Hintergrund der Resolution ist die Befürchtung des Verbandes, dass die Aufweichung der regulatorischen Vorgaben zu neuen gentechnischen Verfahren wie CRISPR/CAS dazu führen könnte, dass bestimmte gentechnisch veränderte Pflanzen künftig nicht mehr unter das strenge europäische Gentechnikrecht fallen. Diese Entwicklung würde laut BNN eine unabhängige Risikobewertung der neuen Verfahren verhindern und dazu führen, dass durch CRISPR/CAS veränderte Pflanzen und daraus hergestellte Produkte nicht mehr als Gentechnik gekennzeichnet werden müssten. Dies hätte erhebliche Auswirkungen auf die Erzeugung und den Handel von Bio-Lebensmitteln, da die Transparenz und Rückverfolgbarkeit von Lebensmitteln gefährdet wäre.
„Der BNN setzt sich seit jeher
für den Schutz der natürlichen Vielfalt und den Verzicht auf Gentechnik in der
Lebensmittelproduktion ein. Wir stehen für Transparenz und die Wahlfreiheit der
Verbraucher und Verbraucherinnen, die genau wissen möchten, was sie auf ihren Tellern haben“,
betont BNN-Geschäftsführerin Kathrin Jäckel. „Mit der Verabschiedung der
Resolution senden wir ein starkes Signal an die EU-Kommission, dass wir eine
Lockerung des bestehenden Gentechnikrechts strikt ablehnen und den Schutz
unserer Lebensmittel und unserer Umwelt weiterhin gewährleistet sehen wollen.“
AöL fordert Kennzeichnungspflicht
Die Verarbeiterinnen und Verarbeiter der Asooziation ökologischer Lebensmittelhersteller (AöL) plädieren in diesem Zusammenhang für eine Kennzeichnung der neuen genomischen Techniken und für die Einhaltung des Verursacherprinzips. Das machten sie bei einem Gespräch mit Abgeordneten des Ausschusses für Ernährung und Landwirtschaft der Bundesregierung deutlich. „Die Öko-Lebensmittelwirtschaft ist
nachweislich das innovativste Konzept für eine zukunftsfähige
Ernährungswirtschaft, wie Studien (unter anderem Thünen-Institut 2023)
belegen. Sie adressiert wesentliche wirtschaftliche Entwicklung unter
Einhaltung der Sustainable Developement Goals der Vereinten Nationen“,
wird Arlend Huober von Huober Brezel in der AöL-Pressemitteilung zur Veranstaltung zitiert.

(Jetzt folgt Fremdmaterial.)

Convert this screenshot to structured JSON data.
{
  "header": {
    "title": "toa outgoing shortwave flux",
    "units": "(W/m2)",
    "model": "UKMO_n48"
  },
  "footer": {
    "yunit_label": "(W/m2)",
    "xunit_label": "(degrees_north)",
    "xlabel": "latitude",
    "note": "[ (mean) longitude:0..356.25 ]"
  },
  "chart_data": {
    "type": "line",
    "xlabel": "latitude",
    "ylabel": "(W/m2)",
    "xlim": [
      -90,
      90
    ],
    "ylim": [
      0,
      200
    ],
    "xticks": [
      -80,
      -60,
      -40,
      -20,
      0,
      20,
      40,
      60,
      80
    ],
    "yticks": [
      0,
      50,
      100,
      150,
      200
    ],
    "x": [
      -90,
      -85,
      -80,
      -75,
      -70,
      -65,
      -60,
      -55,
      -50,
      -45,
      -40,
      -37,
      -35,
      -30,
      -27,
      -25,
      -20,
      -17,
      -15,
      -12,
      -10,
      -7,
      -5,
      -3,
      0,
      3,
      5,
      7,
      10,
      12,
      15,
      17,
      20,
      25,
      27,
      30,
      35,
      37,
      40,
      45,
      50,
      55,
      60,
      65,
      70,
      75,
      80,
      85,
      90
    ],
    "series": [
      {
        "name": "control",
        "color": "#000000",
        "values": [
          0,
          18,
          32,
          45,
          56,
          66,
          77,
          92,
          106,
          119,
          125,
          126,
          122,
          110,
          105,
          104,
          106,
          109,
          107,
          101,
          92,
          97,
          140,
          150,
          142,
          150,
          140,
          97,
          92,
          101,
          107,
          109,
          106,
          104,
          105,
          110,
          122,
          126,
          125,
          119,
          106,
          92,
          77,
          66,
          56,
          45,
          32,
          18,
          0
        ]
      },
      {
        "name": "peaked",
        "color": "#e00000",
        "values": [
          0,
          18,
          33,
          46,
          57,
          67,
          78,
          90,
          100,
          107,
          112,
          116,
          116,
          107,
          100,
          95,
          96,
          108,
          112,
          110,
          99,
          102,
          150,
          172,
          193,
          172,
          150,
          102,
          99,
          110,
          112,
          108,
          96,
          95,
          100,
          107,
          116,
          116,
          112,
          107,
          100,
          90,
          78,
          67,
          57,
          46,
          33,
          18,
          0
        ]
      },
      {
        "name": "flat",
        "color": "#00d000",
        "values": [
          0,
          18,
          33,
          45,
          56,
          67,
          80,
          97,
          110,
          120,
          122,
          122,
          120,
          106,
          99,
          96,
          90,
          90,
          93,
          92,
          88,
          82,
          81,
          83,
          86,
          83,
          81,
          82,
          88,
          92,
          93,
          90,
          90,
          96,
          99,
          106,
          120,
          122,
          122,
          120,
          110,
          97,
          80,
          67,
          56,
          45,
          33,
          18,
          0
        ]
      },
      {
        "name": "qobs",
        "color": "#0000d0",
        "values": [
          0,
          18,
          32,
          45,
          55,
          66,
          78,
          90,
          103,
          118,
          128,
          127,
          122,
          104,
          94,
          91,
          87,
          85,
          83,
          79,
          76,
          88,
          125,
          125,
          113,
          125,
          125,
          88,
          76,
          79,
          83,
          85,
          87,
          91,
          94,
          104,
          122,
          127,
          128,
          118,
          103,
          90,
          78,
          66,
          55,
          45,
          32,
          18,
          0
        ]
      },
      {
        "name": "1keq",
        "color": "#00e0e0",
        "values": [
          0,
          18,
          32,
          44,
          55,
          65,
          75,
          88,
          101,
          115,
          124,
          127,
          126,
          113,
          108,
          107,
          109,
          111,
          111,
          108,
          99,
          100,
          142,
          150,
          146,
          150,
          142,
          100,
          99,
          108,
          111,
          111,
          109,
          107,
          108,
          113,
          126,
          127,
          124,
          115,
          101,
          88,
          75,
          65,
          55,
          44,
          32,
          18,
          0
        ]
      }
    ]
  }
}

„Lebensmittel ohne Gentechnik und Bio-Lebensmittel genießen vor allem deswegen ein hohes Ansehen, da sie ohne gentechnisch veränderte Organismen und NGTs hergestellt werden“, betont Irmgard Freidler von Alb-Gold. „Im Falle einer aufgeweichten Zulassungspraxis gepaart mit fehlender Transparenz über die Anwendung der NGT in der Warenkette, würden Nachweispflichten und Haftung bei den Inverkehrbringern dieser Lebensmittel liegen“, sagt AöL-Vorstand Jürgen Hansen. Seraphine Wilhelm von Rapunzel appelliert für den Ökolandbau als alternative Wirtschaftsform für einen gesunden Boden, resiliente Pflanzen und als wirksamen Hebel gegen den Hunger auf der Welt. Sie seien erprobt und nachgewiesenermaßen eine echte Alternative, sagt Wilhelm, deren Unternehmen mit Partnerinnen und Partnern in Drittländern arbeitet.
„Um die Entscheidungsfreiheit und das Vertrauen der Menschen tatsächlich zu sichern, ist es für uns zentral, dass neue genomische Techniken auch als Gentechnik gekennzeichnet werden“, betont auch Judith-Faller Moog, Geschäftsführerin der Bio Planète-Ölmühle Moog. Wer diese Techniken einsetzen möchte, könne dies tun, sollte sie jedoch kennzeichnen und dafür Sorge tragen, dass keine Verunreinigungen mit Lebensmitteln ohne Gentechnik stattfinden, sagt Moog. Auch steigende Abhängigkeit von einzelnen Konzernen, die die Patente in der Hand halten, sei ein großes, ungelöstes Problem, betont der Verband. Generell bewege man sich rund um neue Gentechnik noch viel zu viel in Spekulationen, als dass eine Beurteilung außerhalb des Gentechnikrechts zum jetzigen Zeitpunkt angemessen wäre, unterstreicht Björn Wiese von der Privatbäckerei Wiese.
Schirmherrin des Rundes Tisches war die SPD-Bundestagsabgeordnete Rita Hagl-Kehl, die für die Wahlfreiheit der Verbraucherinnen und Verbrauchern plädierte und einer damit verbundenen Kennzeichnung über den Einsatz von Gentechnik.